Further, the Indian financial system has changed from one almost entirely dominated by public sector firms to an incipient role for private and foreign firms, which has helped bring a substantial rise in the sophistication of the firms. This has given rise to large, complex financial institutions such as the ICICI and HDFC, which serve households and firms across all aspects of financial services. At the same time, these firms have chosen to organise themselves through a large number of sectoral financial firms, each of which fits the requirements of one financial regulator. But no single sectoral regulator gets a full picture of the risks in such large conglomerates.
The recent cabinet approvals may have consequences similar to the RBI Amendment Act of 2006, which established the RBI as a regulator of the bond market and the currency market. This was a step in the wrong direction, given India's reform agenda on the regulation and supervision of securities markets. In all the OECD countries but one, a single government agency - the securities regulator or the unified financial regulator - deals with all aspects of organised financial trading.

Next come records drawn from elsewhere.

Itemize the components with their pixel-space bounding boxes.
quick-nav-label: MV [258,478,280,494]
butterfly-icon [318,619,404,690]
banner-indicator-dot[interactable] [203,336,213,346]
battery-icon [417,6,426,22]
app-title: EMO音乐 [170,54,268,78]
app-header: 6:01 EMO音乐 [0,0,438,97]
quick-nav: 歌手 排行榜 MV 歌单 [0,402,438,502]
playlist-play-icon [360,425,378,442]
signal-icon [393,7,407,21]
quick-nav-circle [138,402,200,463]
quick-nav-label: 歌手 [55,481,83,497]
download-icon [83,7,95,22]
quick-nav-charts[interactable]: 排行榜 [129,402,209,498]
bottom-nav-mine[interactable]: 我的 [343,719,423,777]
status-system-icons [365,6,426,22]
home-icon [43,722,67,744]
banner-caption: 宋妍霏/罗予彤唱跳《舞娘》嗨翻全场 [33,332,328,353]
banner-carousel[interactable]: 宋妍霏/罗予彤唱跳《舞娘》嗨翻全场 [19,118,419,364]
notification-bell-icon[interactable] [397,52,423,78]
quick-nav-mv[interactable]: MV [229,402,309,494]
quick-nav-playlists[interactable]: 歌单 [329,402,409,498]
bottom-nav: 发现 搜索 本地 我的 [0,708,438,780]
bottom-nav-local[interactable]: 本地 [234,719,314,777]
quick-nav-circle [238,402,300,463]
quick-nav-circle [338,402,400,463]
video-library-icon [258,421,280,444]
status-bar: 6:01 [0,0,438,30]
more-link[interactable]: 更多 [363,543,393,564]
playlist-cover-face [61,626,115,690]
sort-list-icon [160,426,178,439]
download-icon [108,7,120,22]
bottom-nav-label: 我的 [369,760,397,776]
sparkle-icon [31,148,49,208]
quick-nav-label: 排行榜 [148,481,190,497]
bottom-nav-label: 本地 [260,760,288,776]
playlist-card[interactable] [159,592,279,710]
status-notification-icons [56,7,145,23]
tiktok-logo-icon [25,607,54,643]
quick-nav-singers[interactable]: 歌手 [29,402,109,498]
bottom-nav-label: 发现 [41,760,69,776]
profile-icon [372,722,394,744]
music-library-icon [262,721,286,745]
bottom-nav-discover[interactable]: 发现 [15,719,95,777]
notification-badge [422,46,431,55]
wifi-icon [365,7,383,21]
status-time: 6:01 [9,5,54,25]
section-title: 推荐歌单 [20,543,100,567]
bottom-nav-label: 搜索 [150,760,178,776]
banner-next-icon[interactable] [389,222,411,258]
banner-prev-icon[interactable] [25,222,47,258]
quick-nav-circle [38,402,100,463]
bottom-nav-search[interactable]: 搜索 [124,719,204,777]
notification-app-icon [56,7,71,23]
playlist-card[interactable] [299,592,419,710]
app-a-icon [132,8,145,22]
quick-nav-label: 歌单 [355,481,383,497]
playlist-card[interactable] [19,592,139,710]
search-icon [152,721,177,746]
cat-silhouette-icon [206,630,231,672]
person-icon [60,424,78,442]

In the US, the treatment of organised financial trading is split between the CFTC, which deals with all derivatives, and the SEC, which deals with the spot market. Apart from this, the OECD practice involves a single agency that regulates all organised financial trading, with a unified treatment of equities, commodity futures, interest rate, currencies, corporate bonds and derivatives.

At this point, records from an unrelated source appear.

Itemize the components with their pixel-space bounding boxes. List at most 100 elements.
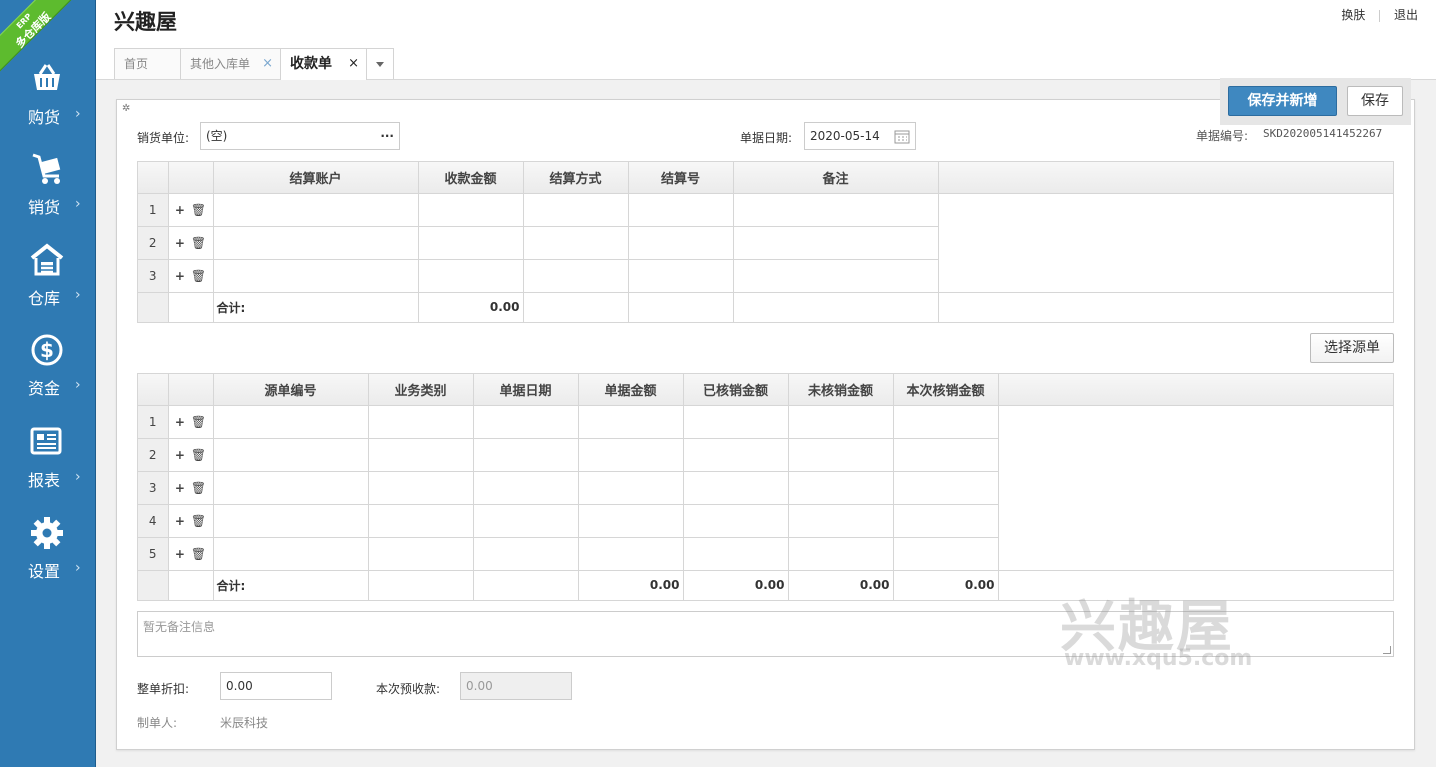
sidebar-item-reports[interactable]: 报表 ›: [0, 425, 95, 515]
header-ops: [168, 162, 214, 194]
column-header: 未核销金额: [788, 374, 894, 406]
amount-cell[interactable]: [418, 193, 524, 227]
tab-other-inbound[interactable]: 其他入库单 ×: [180, 48, 281, 79]
sidebar-item-settings[interactable]: 设置 ›: [0, 516, 95, 606]
column-header: 业务类别: [368, 374, 474, 406]
resize-grip-icon[interactable]: [1383, 646, 1391, 654]
delete-icon[interactable]: 🗑: [191, 236, 206, 250]
row-number-blank: [138, 292, 169, 323]
maker-label: 制单人:: [137, 716, 178, 730]
column-header-filler: [938, 162, 1393, 194]
add-row-icon[interactable]: +: [175, 269, 185, 283]
note-cell[interactable]: [733, 259, 939, 293]
row-actions: + 🗑: [168, 504, 214, 538]
table-row: 1 + 🗑: [138, 405, 1393, 439]
logout-link[interactable]: 退出: [1394, 6, 1418, 23]
row-number: 4: [138, 504, 169, 538]
method-cell[interactable]: [523, 259, 629, 293]
method-cell[interactable]: [523, 226, 629, 260]
sidebar-item-label: 仓库: [28, 289, 61, 308]
remark-placeholder: 暂无备注信息: [143, 620, 216, 634]
maker-value: 米辰科技: [220, 716, 269, 730]
amount-cell[interactable]: [418, 259, 524, 293]
more-icon[interactable]: ···: [380, 123, 394, 149]
sidebar-item-sales[interactable]: 销货 ›: [0, 152, 95, 242]
gear-icon: [31, 517, 63, 549]
prepay-input: 0.00: [460, 672, 572, 700]
account-cell[interactable]: [213, 193, 419, 227]
date-field[interactable]: 2020-05-14: [804, 122, 916, 150]
docno-label: 单据编号:: [1196, 129, 1249, 143]
tab-home[interactable]: 首页: [114, 48, 181, 79]
account-cell[interactable]: [213, 226, 419, 260]
warehouse-icon: [30, 243, 64, 276]
sidebar: ERP 多仓库版 购货 › 销货 › 仓库 › $ 资金 › 报表 › 设置 ›: [0, 0, 96, 767]
date-value: 2020-05-14: [810, 129, 880, 143]
total-row: 合计: 0.00: [138, 292, 1393, 323]
divider: [1379, 9, 1381, 22]
account-cell[interactable]: [213, 259, 419, 293]
tab-label: 首页: [124, 57, 149, 71]
add-row-icon[interactable]: +: [175, 203, 185, 217]
delete-icon[interactable]: 🗑: [191, 415, 206, 429]
close-icon[interactable]: ×: [348, 49, 359, 79]
chevron-right-icon: ›: [75, 469, 81, 485]
total-amount: 0.00: [418, 292, 524, 323]
row-actions: + 🗑: [168, 259, 214, 293]
save-button[interactable]: 保存: [1347, 86, 1403, 116]
customer-value: (空): [206, 129, 228, 143]
close-icon[interactable]: ×: [262, 49, 273, 79]
column-header: 结算号: [628, 162, 734, 194]
add-row-icon[interactable]: +: [175, 547, 185, 561]
add-row-icon[interactable]: +: [175, 448, 185, 462]
customer-field[interactable]: (空) ···: [200, 122, 400, 150]
row-number: 5: [138, 537, 169, 571]
settings-gear-icon[interactable]: ✲: [122, 103, 130, 114]
calendar-icon[interactable]: [894, 129, 910, 144]
delete-icon[interactable]: 🗑: [191, 269, 206, 283]
date-label: 单据日期:: [740, 131, 793, 145]
delete-icon[interactable]: 🗑: [191, 514, 206, 528]
row-actions: + 🗑: [168, 226, 214, 260]
skin-link[interactable]: 换肤: [1341, 6, 1365, 23]
sidebar-item-funds[interactable]: $ 资金 ›: [0, 333, 95, 423]
table-row: 1 + 🗑: [138, 193, 1393, 227]
chevron-right-icon: ›: [75, 287, 81, 303]
sidebar-item-label: 购货: [28, 108, 61, 127]
row-actions: + 🗑: [168, 405, 214, 439]
tab-receipt[interactable]: 收款单 ×: [280, 48, 367, 80]
select-source-button[interactable]: 选择源单: [1310, 333, 1394, 363]
sidebar-item-purchase[interactable]: 购货 ›: [0, 62, 95, 152]
delete-icon[interactable]: 🗑: [191, 481, 206, 495]
add-row-icon[interactable]: +: [175, 481, 185, 495]
settle-no-cell[interactable]: [628, 193, 734, 227]
amount-cell[interactable]: [418, 226, 524, 260]
save-and-new-button[interactable]: 保存并新增: [1228, 86, 1337, 116]
add-row-icon[interactable]: +: [175, 236, 185, 250]
note-cell[interactable]: [733, 193, 939, 227]
sidebar-item-warehouse[interactable]: 仓库 ›: [0, 243, 95, 333]
delete-icon[interactable]: 🗑: [191, 547, 206, 561]
settle-no-cell[interactable]: [628, 259, 734, 293]
settlement-grid: 结算账户 收款金额 结算方式 结算号 备注 1 + 🗑 2 + 🗑 3 + 🗑 …: [137, 161, 1394, 323]
dollar-icon: $: [31, 334, 63, 366]
row-number: 2: [138, 438, 169, 472]
add-row-icon[interactable]: +: [175, 514, 185, 528]
report-icon: [30, 427, 62, 455]
row-number: 2: [138, 226, 169, 260]
delete-icon[interactable]: 🗑: [191, 203, 206, 217]
chevron-right-icon: ›: [75, 196, 81, 212]
tab-dropdown-button[interactable]: [366, 48, 394, 79]
delete-icon[interactable]: 🗑: [191, 448, 206, 462]
row-number: 1: [138, 405, 169, 439]
prepay-label: 本次预收款:: [376, 682, 441, 696]
note-cell[interactable]: [733, 226, 939, 260]
tab-label: 其他入库单: [190, 57, 251, 71]
discount-input[interactable]: 0.00: [220, 672, 332, 700]
column-header: 备注: [733, 162, 939, 194]
settle-no-cell[interactable]: [628, 226, 734, 260]
add-row-icon[interactable]: +: [175, 415, 185, 429]
method-cell[interactable]: [523, 193, 629, 227]
table-row: 4 + 🗑: [138, 504, 1393, 538]
row-number: 3: [138, 259, 169, 293]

This mistake led to serious consequences for the bond market. In the equity market, the strategy for critical financial infrastructure, exchanges, clearing corporations and depositories, was based on three principles. First, there was a three-way separation between shareholders, the management team and the member financial firms. Second, there was a competitive framework. Third, the regulator, SEBI, did not own critical financial infrastructure.

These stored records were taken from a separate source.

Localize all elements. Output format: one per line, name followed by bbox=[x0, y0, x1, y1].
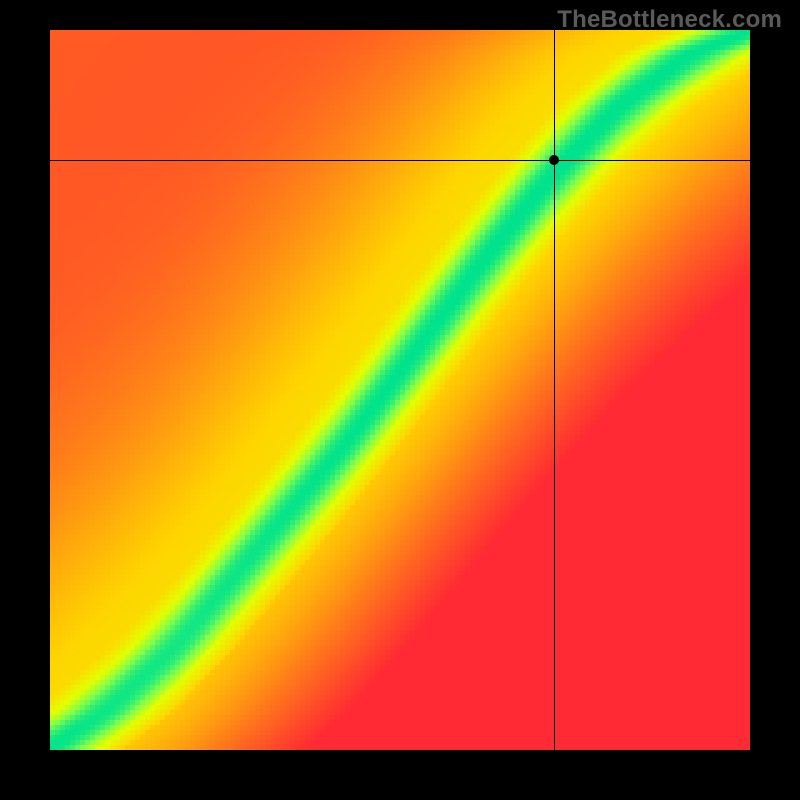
crosshair-vertical bbox=[554, 30, 555, 750]
heatmap-canvas bbox=[50, 30, 750, 750]
target-marker bbox=[549, 155, 559, 165]
heatmap-plot bbox=[50, 30, 750, 750]
crosshair-horizontal bbox=[50, 160, 750, 161]
chart-container: TheBottleneck.com bbox=[0, 0, 800, 800]
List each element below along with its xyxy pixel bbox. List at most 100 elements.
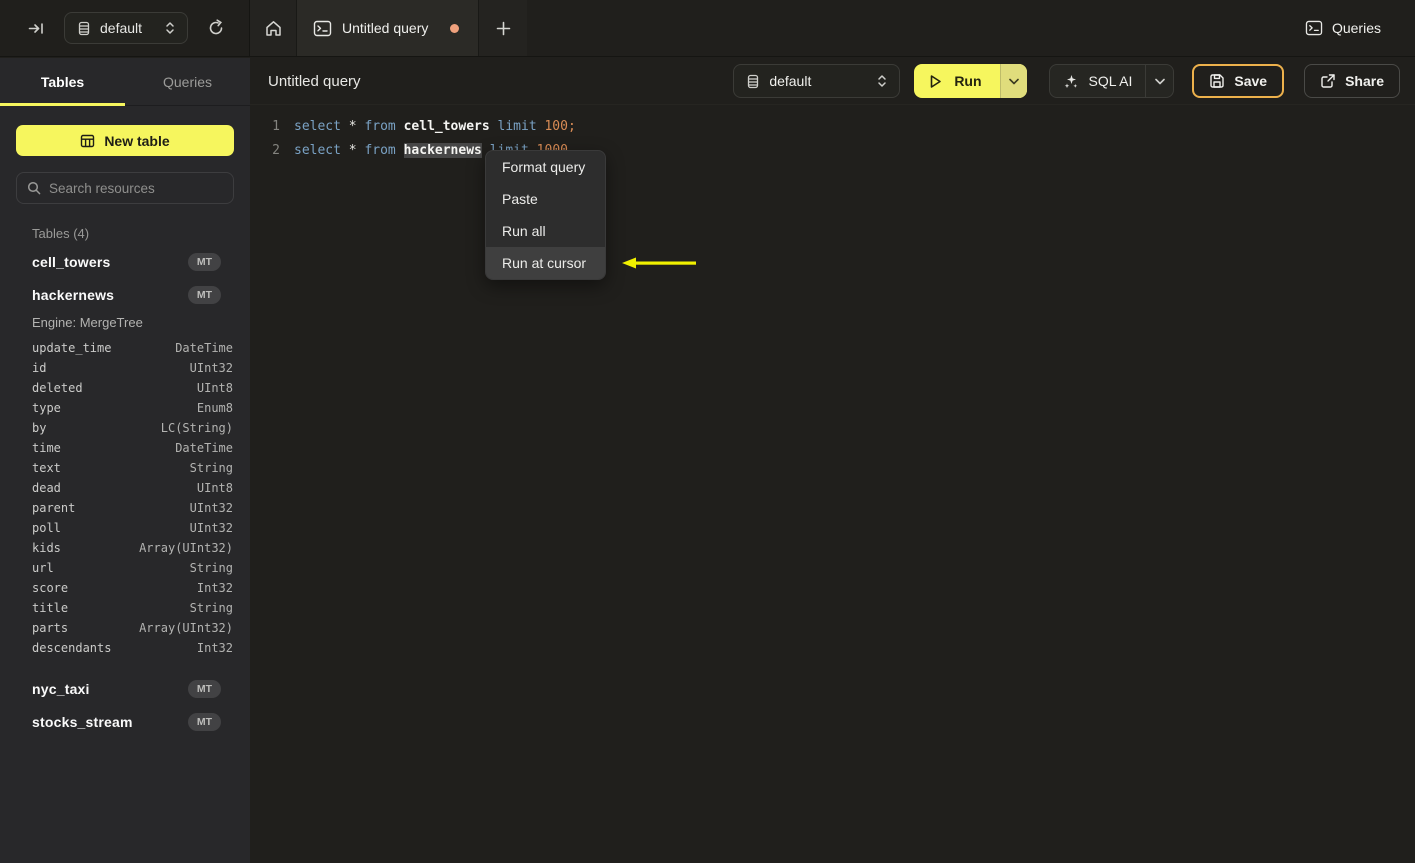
play-icon	[929, 74, 942, 89]
run-button-label: Run	[954, 73, 982, 89]
search-input[interactable]	[49, 180, 226, 196]
table-name: stocks_stream	[32, 713, 133, 730]
column-row: score Int32	[0, 578, 250, 598]
home-button[interactable]	[250, 0, 296, 56]
column-row: text String	[0, 458, 250, 478]
column-name: descendants	[32, 641, 112, 655]
database-selector[interactable]: default	[733, 64, 901, 98]
menu-item-run-at-cursor[interactable]: Run at cursor	[486, 247, 605, 279]
column-name: update_time	[32, 341, 112, 355]
column-row: url String	[0, 558, 250, 578]
column-name: deleted	[32, 381, 83, 395]
column-row: kids Array(UInt32)	[0, 538, 250, 558]
menu-item-run-all[interactable]: Run all	[486, 215, 605, 247]
database-selector[interactable]: default	[64, 12, 189, 44]
editor-context-menu: Format query Paste Run all Run at cursor	[485, 150, 606, 280]
table-item-stocks_stream[interactable]: stocks_stream MT	[0, 705, 250, 738]
selected-token: hackernews	[403, 142, 482, 158]
engine-badge: MT	[187, 252, 221, 271]
column-name: id	[32, 361, 47, 375]
column-type: Int32	[196, 581, 233, 595]
column-type: LC(String)	[160, 421, 233, 435]
top-bar-spacer	[527, 0, 1293, 56]
save-button[interactable]: Save	[1192, 64, 1285, 98]
sql-editor[interactable]: 1 select * from cell_towers limit 100; 2 se…	[250, 105, 1415, 162]
line-number: 2	[272, 142, 280, 158]
column-row: parts Array(UInt32)	[0, 618, 250, 638]
column-type: String	[189, 461, 233, 475]
column-row: dead UInt8	[0, 478, 250, 498]
column-name: time	[32, 441, 61, 455]
table-name: nyc_taxi	[32, 680, 90, 697]
plus-icon	[496, 21, 511, 36]
engine-badge: MT	[187, 285, 221, 304]
column-type: Array(UInt32)	[139, 541, 233, 555]
engine-badge: MT	[187, 712, 221, 731]
run-options-button[interactable]	[999, 64, 1027, 98]
column-type: Int32	[196, 641, 233, 655]
column-type: UInt32	[189, 361, 233, 375]
collapse-sidebar-button[interactable]	[22, 14, 50, 42]
sidebar-tab-queries[interactable]: Queries	[125, 58, 250, 105]
run-button[interactable]: Run	[914, 64, 999, 98]
share-button[interactable]: Share	[1304, 64, 1400, 98]
menu-item-format-query[interactable]: Format query	[486, 151, 605, 183]
table-engine-label: Engine: MergeTree	[32, 315, 143, 330]
code-token: from	[364, 142, 396, 158]
search-icon	[27, 181, 41, 195]
column-type: Enum8	[196, 401, 233, 415]
refresh-button[interactable]	[202, 14, 230, 42]
sql-console-app: default Untitled query Queries Tables Qu…	[0, 0, 1415, 863]
tab-strip: Untitled query	[250, 0, 527, 56]
save-button-label: Save	[1234, 73, 1268, 89]
chevron-down-icon	[1008, 78, 1019, 85]
table-item-hackernews[interactable]: hackernews MT	[0, 278, 250, 311]
column-name: parts	[32, 621, 69, 635]
tab-label: Untitled query	[342, 20, 429, 36]
column-row: title String	[0, 598, 250, 618]
table-name: hackernews	[32, 286, 115, 303]
sql-ai-button[interactable]: SQL AI	[1050, 65, 1146, 97]
column-name: kids	[32, 541, 61, 555]
column-row: deleted UInt8	[0, 378, 250, 398]
column-name: parent	[32, 501, 76, 515]
column-name: poll	[32, 521, 61, 535]
terminal-icon	[1305, 20, 1323, 36]
code-token: *	[348, 118, 357, 134]
queries-button[interactable]: Queries	[1293, 20, 1415, 36]
sparkles-icon	[1063, 73, 1080, 90]
updown-chevron-icon	[165, 21, 175, 35]
column-row: update_time DateTime	[0, 338, 250, 358]
sql-ai-options-button[interactable]	[1145, 65, 1173, 97]
menu-item-paste[interactable]: Paste	[486, 183, 605, 215]
new-table-button[interactable]: New table	[16, 125, 234, 156]
code-token: select	[294, 118, 341, 134]
share-icon	[1320, 73, 1336, 89]
query-toolbar: Untitled query default Run SQL AI Save S…	[250, 58, 1415, 105]
column-type: String	[189, 561, 233, 575]
column-name: title	[32, 601, 69, 615]
column-name: by	[32, 421, 47, 435]
refresh-icon	[207, 19, 225, 37]
collapse-sidebar-icon	[28, 20, 45, 37]
table-item-cell_towers[interactable]: cell_towers MT	[0, 245, 250, 278]
sidebar-tab-tables[interactable]: Tables	[0, 58, 125, 106]
tab-untitled-query[interactable]: Untitled query	[296, 0, 479, 56]
column-name: type	[32, 401, 61, 415]
tables-section-label: Tables (4)	[32, 226, 90, 241]
new-tab-button[interactable]	[479, 0, 527, 56]
column-row: poll UInt32	[0, 518, 250, 538]
sidebar-tab-tables-label: Tables	[40, 73, 85, 90]
code-token: *	[348, 142, 357, 158]
column-type: String	[189, 601, 233, 615]
table-item-nyc_taxi[interactable]: nyc_taxi MT	[0, 672, 250, 705]
sidebar-tab-queries-label: Queries	[162, 73, 213, 90]
column-type: UInt8	[196, 381, 233, 395]
database-selector-value: default	[769, 73, 812, 89]
new-table-label: New table	[104, 132, 170, 149]
sql-ai-label: SQL AI	[1088, 73, 1133, 89]
column-type: DateTime	[175, 441, 233, 455]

None of these three principles was applied to the bond market. The critical bond market infrastructure involved a depository (the SGL) and an exchange (NDS) both owned and operated by the RBI. This was a problematic arrangement because the RBI had conflicts of interest by virtue of being an owner and service provider, and at the same time, the regulator (after the enactment of the RBI Amendment Act of 2006). There was a loss of competitive dynamism when the RBI's policy decisions leaned in favour of blocking competition against NDS and SGL. Only financial firms regulated by the RBI, the banks and the primary dealers were allowed to tap into this infrastructure. This framework was thus unable achieve bond market liquidity. On paper, India has an impressive bond market with trading screens, a clearing corporation, etc. But the essence of a market is liquidity, speculative views, and the resilience of liquidity. None of these is found in the Indian bond market.
The Indian discussion on the role and function of government agencies in financial regulation needs to be examined in the context of the difficulties of staffing high quality agencies. Even when an agency starts with a clean slate, without institutional baggage from a pre-reforms India, without conflicts of interest and archiac legal foundations, without expert staff, there is still a substantial risk of failure in institution building.
In India, there are many delays in processing legislations. At every stage, the government should be checking back whether it still want to propose a certain legislation. A little more thought in 2005 would have prevented the RBI Amendment Act of 2006, and a little more thought today will prevent mistakes on FMC and PFRDA. The government already has the benefit of the views and recommendations of various expert committees, which have studied the issue in detail and set the direction of long-term financial sector reform. Government policies policies in the short run should fit with its long term goals.